Der Sturm „Emma“ hatte auf den Bahnverkehr innerhalb der Schweiz nur geringe Auswirkungen. Nur vereinzelt kam es zu kurzzeitigen Behinderungen oder Streckenunterbrüchen. Im internationalen Bahnverkehr, insbesondere von und nach Deutschland/Osterreich, kam es hingegen zu grossen Verspätungen.

Von: Sandro Hartmeier
Auf der Bahnstrecke Berg - Siegershausen‎ vermochte eine Signalanlage den Windböen nicht standzuhalten. / Foto: Kapo ThurgauDer Sturm „Emma“ hatte auf den Bahnverkehr innerhalb der Schweiz nur geringe Auswirkungen.

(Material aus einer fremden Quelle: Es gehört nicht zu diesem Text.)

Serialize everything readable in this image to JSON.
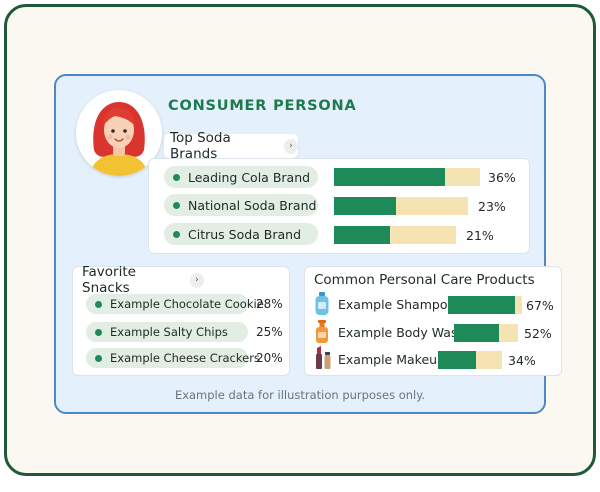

Nur vereinzelt kam es zu kurzzeitigen Behinderungen oder Streckenunterbrüchen. Im internationalen Bahnverkehr, insbesondere von und nach Deutschland/Osterreich, kam es hingegen zu grossen Verspätungen.

In Horgen wurde ein Blechdach auf die SBB-Gleise geweht und ein Zug der Linie S-Bahn-Linie 8 fuhr dagegen. Dadurch kam es im Zugsverkehr kurzfristig zu geringfügigen Verspätungen.

Am Nachmittag musste der Betrieb auf der Strecke Rheineck – Walzenhausen der Appenzeller Bahnen wegen einer Fahrleitungsstörung unterbrochen werden. Die RhBStrecke Klosters – Davos Dorf musste am Abend wegen Unwetterschäden zweitweise gesperrt werden. Auf beiden Strecken wurden Ersatzbusse eingesetzt.

In den Bahnhöfen Wattwil und Zürich Tiefenbrunnen sorgten Stromausfälle vorübergehend für Verspätungen.

Auf der Bahnstrecke Berg – Siegershausen‎ vermochte eine Signalanlage den Windböen nicht standzuhalten.

Auch einige Bergbahnen und Fähren mussten den Betrieb zeitweise oder für den ganzen Tag einstellen.